By Audrey Kim, Staff Reporter

After 14 hours of math modeling, a group of Conestoga students advanced to the final round of the MathWorks Math Modeling Challenge (M3 Challenge), surpassing thousands of 11th and 12th graders from around the world. Seniors James Johnson, Evan Lu, Daniel Tu, Vincent Yao and Evelyn Yu underwent two prior assessments; the first one was an online portion that took place in early March.

Mathematical modeling is the process in which math structures, such as graphs, equations and diagrams, are used to predict specific situations. Math modeling helps create answers to problems and guides decision making. The M3 Challenge awards $100,000 in scholarship prizes to winning teams that create the best solutions to the given problems.

“It’s 14 hours of good math,” Yao said. “We didn’t really study too much, and it was all very relaxed, but we tried our best. We all had a strong background in statistics and mathematical modeling. A lot of us knew how to code as well, so that helped.”

This year, the competition tasked students with a three-part problem. First, they had to create a model of e-bike sales, estimating two years and five years in the future. The second and third tasks were analyzing what factors pushed people to use e-bikes and their lasting impact, such as carbon emissions and traffic congestion.

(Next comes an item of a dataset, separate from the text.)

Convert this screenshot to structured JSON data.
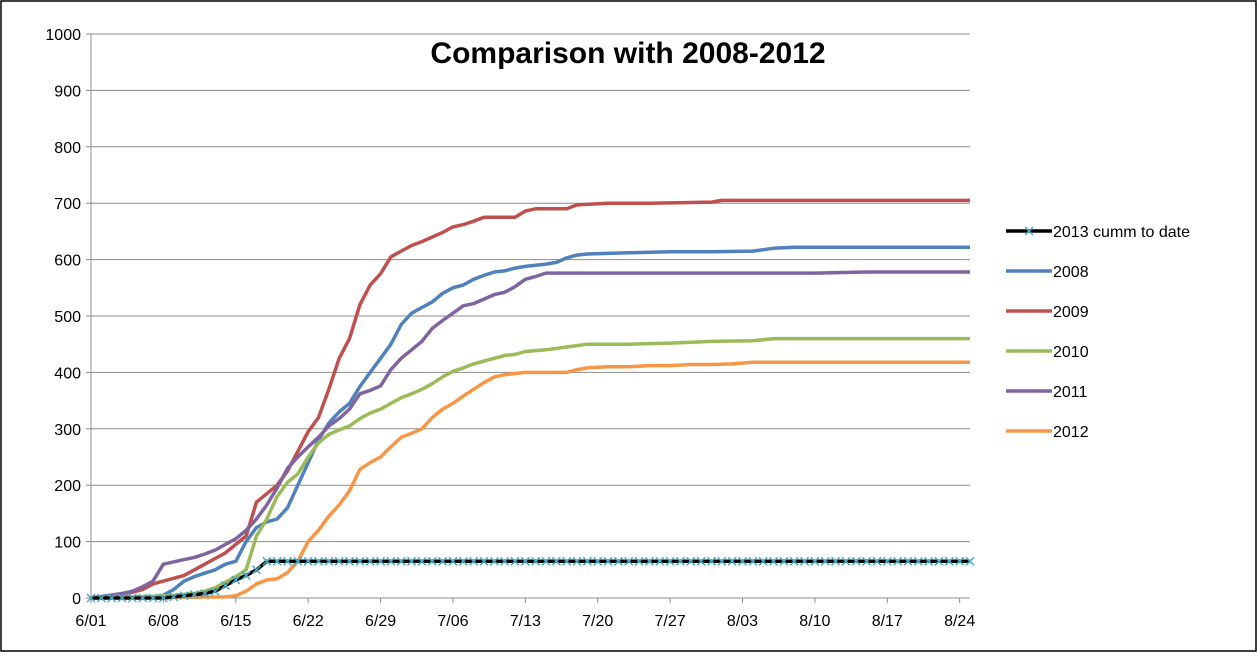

“Traditional math competitions are a lot like doing crosswords, but the M3 competition is more like writing a book,” Yu said. “It’s a real world problem and you have to apply real-world knowledge to it. It’s much more statistical in nature, and it’s not about what quirky things you can do to play with numbers. It’s more applied, whereas traditional math competitions have been much more pure math-based.”

The final live judging round was in New York City on April 24. The finalist teams presented their answers to the judges from the prior online portion. Jane Street, a trading firm, hosted the competition and also gave the students a tour of its facilities.

“We didn’t really expect anything out of (the competition)and we were really surprised when we were notified that we went on to the second round,” Johnson said. “I was definitely a little nervous before we were presenting and when we were on stage. There’s no way that any of us could have done this ourselves. We all brought to the table different math backgrounds, and it made the experience much more fun as well.”

Conestoga’s team ended up placing top six in the country and won a $5,000 prize.

“I was just there with a ton of other really accomplished people,” Yu said. “That was insane. It was awesome but also kind of scary to meet people who had done so much with their lives. They were all gas, no breaks and meeting people was just really cool.”